В пятом или шестом часу утра он встал перед ней навытяжку и, стукнув по-военному каблуками, доложил:

— Ваше высокоблагородие, государыня, самовар готов. Лошади поданы, ваше превосходительство!

Вместе с Андрием Двуйлом они поели в корчме яичницы, уже почерствевшего с пятницы бархеса и выпили чаю.

Корчмарка, желая завязать разговор с Ганеле, о чем-то спросила ее по-еврейски. Ганеле ответила неохотно, но Иво Караджич, хоть не понял ни слова, сказал насмешливо, слегка подражая ее интонации.

— Меня зовут Иво Караджич, я из Остравы, мне тридцать три года, я представитель фирмы эмалированной посуды «Дуб и Арнштейн»; я очень богат и еду в Поляну просить руки Ганеле Шафар.

Корчмарка засмеялась, немного задетая. Прежде чем они сели в сани и нашли в сене свои насиженные места, Иво Караджич с некоторой тревогой сунул руку за пазуху: цел ли бумажник?

Заметив это движение, Ганеле испугалась, так, что ей даже захватило дыхание: там были ее свидетельство о рождении и документ о совершеннолетии, полученные три недели тому назад…

Отдохнувшие лошади помчались по замерзшей дороге; равнина стала сужаться, и они въехали в горное ущелье. Вскоре горы сошлись очень тесно, их разделяли теперь только дорога да замерзшая у берегов речка.

Он опять погладил Ганелину руку под складками кожухов. Но рука была неподвижна.

Зимою солнце садится за полянские горы вскоре после трех, и они приехали в сумерки.

Возле первого дома у околицы Ганеле сказала:

— Давай остановимся здесь, Иво. У Буркала есть место для лошадей, а у нас в конюшне сложены дрова. И потом я не хочу, чтобы люди видели, кто приехал, а чужие бубенчики все в деревне заметят. А ходу отсюда до нас всего двадцать минут.

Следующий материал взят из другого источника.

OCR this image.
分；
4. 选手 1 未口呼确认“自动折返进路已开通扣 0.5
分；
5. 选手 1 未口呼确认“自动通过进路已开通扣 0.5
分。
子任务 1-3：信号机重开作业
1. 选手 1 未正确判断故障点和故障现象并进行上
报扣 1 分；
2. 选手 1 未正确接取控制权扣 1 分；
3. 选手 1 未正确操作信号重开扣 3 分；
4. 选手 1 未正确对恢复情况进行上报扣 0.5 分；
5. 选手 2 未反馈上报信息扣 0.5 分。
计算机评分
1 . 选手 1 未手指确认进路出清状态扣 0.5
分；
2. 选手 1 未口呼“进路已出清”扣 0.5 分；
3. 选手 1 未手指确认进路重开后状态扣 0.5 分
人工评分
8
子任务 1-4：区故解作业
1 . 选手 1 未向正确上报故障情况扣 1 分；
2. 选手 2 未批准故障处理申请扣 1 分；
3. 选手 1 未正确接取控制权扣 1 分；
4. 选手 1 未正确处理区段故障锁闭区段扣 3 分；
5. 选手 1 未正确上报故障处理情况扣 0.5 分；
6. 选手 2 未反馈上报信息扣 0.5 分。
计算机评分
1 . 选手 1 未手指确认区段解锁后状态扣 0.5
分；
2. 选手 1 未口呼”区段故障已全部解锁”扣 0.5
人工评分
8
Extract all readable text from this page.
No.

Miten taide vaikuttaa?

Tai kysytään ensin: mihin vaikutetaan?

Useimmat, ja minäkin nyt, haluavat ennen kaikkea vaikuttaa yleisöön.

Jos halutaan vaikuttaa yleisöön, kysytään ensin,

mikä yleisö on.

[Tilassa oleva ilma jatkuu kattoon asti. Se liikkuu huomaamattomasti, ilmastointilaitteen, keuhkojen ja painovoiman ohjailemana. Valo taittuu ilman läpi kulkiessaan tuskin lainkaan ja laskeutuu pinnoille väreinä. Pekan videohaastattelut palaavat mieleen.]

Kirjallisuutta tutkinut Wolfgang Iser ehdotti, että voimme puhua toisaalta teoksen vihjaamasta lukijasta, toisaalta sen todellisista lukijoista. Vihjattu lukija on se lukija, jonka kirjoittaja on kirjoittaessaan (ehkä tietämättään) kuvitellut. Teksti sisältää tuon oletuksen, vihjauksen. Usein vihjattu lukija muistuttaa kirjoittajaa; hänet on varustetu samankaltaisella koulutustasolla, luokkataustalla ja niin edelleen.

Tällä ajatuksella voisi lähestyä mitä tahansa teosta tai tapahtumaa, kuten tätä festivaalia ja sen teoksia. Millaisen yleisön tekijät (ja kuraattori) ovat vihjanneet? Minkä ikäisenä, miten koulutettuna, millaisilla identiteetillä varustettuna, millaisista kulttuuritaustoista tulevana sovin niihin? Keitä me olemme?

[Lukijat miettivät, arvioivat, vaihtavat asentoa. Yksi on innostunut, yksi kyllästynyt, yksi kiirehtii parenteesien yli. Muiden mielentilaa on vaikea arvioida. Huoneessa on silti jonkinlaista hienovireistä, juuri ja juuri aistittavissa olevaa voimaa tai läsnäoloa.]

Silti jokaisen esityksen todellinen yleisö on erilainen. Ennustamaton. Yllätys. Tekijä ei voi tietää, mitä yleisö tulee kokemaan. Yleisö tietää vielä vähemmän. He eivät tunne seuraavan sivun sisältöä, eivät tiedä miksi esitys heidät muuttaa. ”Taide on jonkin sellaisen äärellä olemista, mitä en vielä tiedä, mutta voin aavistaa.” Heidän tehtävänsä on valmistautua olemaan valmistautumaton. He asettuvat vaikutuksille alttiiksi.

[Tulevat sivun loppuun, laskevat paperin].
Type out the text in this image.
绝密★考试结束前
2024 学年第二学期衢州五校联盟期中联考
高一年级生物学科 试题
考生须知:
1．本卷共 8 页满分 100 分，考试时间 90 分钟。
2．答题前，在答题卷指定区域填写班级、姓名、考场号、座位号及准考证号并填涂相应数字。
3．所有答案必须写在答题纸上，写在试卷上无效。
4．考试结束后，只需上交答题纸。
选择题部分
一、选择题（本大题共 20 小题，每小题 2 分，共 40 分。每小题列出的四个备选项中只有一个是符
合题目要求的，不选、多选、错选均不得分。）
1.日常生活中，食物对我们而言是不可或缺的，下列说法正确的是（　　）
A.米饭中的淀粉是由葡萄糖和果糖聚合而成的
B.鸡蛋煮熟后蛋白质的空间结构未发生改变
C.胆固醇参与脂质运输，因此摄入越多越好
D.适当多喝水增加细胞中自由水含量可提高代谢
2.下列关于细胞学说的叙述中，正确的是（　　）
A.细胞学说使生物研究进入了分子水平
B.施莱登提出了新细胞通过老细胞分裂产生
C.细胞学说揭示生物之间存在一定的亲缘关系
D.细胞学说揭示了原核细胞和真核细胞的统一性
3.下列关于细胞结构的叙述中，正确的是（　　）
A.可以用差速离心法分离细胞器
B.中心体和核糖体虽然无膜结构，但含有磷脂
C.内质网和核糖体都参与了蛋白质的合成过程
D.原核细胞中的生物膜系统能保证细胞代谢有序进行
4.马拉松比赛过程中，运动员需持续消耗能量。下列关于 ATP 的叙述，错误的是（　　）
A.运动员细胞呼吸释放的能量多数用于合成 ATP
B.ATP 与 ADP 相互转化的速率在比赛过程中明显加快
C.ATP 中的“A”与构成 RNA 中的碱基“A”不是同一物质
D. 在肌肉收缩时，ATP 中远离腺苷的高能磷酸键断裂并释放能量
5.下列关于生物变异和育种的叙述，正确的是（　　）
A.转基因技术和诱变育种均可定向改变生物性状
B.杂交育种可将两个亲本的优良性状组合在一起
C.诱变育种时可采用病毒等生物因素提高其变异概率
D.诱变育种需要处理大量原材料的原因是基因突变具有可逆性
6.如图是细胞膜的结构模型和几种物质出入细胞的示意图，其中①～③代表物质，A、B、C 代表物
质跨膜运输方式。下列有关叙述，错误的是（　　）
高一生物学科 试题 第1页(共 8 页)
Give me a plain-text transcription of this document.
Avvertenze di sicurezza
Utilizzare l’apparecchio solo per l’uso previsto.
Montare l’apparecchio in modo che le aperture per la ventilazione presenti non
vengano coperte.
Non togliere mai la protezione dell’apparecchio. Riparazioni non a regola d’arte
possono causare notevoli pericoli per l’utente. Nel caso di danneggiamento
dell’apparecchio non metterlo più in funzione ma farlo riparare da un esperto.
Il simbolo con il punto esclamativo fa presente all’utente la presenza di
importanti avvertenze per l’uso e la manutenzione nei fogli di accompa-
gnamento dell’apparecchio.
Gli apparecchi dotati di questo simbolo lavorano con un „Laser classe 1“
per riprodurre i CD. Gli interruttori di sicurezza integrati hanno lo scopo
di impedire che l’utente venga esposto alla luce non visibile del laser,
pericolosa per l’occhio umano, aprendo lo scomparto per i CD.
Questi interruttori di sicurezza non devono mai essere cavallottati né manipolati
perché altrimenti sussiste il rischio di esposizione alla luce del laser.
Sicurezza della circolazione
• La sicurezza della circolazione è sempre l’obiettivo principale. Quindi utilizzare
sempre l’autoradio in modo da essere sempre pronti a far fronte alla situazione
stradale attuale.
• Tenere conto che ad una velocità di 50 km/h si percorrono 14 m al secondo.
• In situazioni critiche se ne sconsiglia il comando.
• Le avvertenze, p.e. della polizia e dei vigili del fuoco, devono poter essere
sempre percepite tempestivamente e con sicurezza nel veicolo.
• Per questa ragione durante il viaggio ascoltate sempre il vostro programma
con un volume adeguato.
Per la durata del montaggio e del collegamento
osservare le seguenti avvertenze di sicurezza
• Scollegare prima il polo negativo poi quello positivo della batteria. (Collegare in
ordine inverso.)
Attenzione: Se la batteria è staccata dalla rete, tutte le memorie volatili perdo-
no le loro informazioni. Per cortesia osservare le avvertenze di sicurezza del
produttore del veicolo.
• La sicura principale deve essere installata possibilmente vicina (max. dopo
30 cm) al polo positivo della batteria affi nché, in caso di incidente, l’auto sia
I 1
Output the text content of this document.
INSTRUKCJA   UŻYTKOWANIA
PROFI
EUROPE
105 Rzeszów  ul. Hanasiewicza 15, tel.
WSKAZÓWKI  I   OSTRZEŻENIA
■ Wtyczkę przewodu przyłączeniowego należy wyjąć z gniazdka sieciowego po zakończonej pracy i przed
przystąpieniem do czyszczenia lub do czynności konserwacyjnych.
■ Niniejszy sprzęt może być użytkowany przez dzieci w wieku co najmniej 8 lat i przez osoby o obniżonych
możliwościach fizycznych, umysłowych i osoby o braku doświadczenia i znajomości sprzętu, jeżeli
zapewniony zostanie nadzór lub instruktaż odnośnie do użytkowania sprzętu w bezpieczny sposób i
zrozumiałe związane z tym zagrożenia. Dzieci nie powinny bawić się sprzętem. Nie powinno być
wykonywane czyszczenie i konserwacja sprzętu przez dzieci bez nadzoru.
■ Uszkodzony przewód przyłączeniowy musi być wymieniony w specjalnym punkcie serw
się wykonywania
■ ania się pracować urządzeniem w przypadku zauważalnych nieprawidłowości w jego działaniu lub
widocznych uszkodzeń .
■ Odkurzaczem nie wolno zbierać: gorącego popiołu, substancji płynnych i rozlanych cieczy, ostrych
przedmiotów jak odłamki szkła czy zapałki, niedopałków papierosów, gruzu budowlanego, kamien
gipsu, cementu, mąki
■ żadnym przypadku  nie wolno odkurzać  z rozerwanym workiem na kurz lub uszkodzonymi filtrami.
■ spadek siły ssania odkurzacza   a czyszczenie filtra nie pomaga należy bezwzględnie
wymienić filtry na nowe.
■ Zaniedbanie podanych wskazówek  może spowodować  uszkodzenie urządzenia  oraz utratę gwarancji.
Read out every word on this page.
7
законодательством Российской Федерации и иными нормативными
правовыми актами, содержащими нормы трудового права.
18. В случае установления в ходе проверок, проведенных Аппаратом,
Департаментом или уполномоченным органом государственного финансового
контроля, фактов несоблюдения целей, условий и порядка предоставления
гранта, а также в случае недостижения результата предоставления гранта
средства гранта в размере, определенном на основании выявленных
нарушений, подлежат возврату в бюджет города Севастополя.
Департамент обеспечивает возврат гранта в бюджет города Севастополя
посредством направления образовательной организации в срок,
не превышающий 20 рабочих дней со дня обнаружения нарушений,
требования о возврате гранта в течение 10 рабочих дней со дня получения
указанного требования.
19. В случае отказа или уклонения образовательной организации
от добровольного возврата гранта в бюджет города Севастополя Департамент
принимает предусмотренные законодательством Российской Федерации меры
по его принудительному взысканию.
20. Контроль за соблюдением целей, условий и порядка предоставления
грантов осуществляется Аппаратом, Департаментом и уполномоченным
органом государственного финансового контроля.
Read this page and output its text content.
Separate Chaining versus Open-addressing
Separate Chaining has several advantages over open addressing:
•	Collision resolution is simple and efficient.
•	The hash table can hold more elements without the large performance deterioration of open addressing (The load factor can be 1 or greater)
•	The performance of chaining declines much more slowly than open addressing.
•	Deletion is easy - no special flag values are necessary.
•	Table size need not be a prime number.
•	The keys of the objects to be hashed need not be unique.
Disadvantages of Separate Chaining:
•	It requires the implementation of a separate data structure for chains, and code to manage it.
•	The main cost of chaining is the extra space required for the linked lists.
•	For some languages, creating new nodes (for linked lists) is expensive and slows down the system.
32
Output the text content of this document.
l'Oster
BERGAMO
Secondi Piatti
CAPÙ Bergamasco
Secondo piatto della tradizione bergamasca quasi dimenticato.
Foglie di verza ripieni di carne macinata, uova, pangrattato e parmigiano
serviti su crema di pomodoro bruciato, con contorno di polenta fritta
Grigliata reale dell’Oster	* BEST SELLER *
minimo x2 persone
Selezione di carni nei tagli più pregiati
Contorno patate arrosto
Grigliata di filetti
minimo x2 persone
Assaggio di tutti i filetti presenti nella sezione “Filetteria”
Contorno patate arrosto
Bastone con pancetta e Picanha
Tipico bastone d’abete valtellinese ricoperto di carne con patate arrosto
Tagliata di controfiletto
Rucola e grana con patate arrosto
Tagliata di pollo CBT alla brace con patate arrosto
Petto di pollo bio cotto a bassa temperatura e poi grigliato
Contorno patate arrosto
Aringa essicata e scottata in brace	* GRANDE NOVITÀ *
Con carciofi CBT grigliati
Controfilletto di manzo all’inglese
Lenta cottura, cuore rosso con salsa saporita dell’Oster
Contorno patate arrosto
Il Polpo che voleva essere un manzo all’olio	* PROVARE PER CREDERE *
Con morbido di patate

Она опять тяжело вздохнула.

Скинув с себя груду кожухов, они пошли. Ганеле отогнула воротник пальто. Они проходили мимо первой хаты.

— Это путешествие доставляло тебе такую радость, что мне не хотелось ее отравлять, — сказала она через минуту. — Я решила отложить разговор до приезда сюда. Сегодня ночью я много думала обо всем. Как ты захочешь, так и будет. Я пока еще не все понимаю, но кое-что за эти три месяца все-таки поняла. «Наверно, так должно быть», — сказала твоя мама. Вы с ней похожи, как две капли воды: никто из вас ни за что не уступит, потому что вам кажется — погибнет весь мир, если не будет по-вашему. Я между вами, и мне придется тяжелей всех. Не знаю, что произойдет. Наверно, меня уведут из дому, и ты меня здесь больше не увидишь. Есть немного мест, куда меня могут спрятать. Может быть, у Абрамовичей, может, у Каганов. Вряд ли в микве… Если не в Поляне, так только у сестер. Не забывай, что я первая. Того, что я делаю, в Поляне никогда не бывало. Я буду сопротивляться лишь поскольку это будет необходимо. Ты легко нашел бы меня, но не ищи: этим ты создашь мне только лишние затруднения. И самое главное: не подымай переполоха, пусть все идет своим чередом. Я сама к тебе вернусь. Завтра, через неделю, через год. Хоть босая. Деньги на дорогу у меня спрятаны.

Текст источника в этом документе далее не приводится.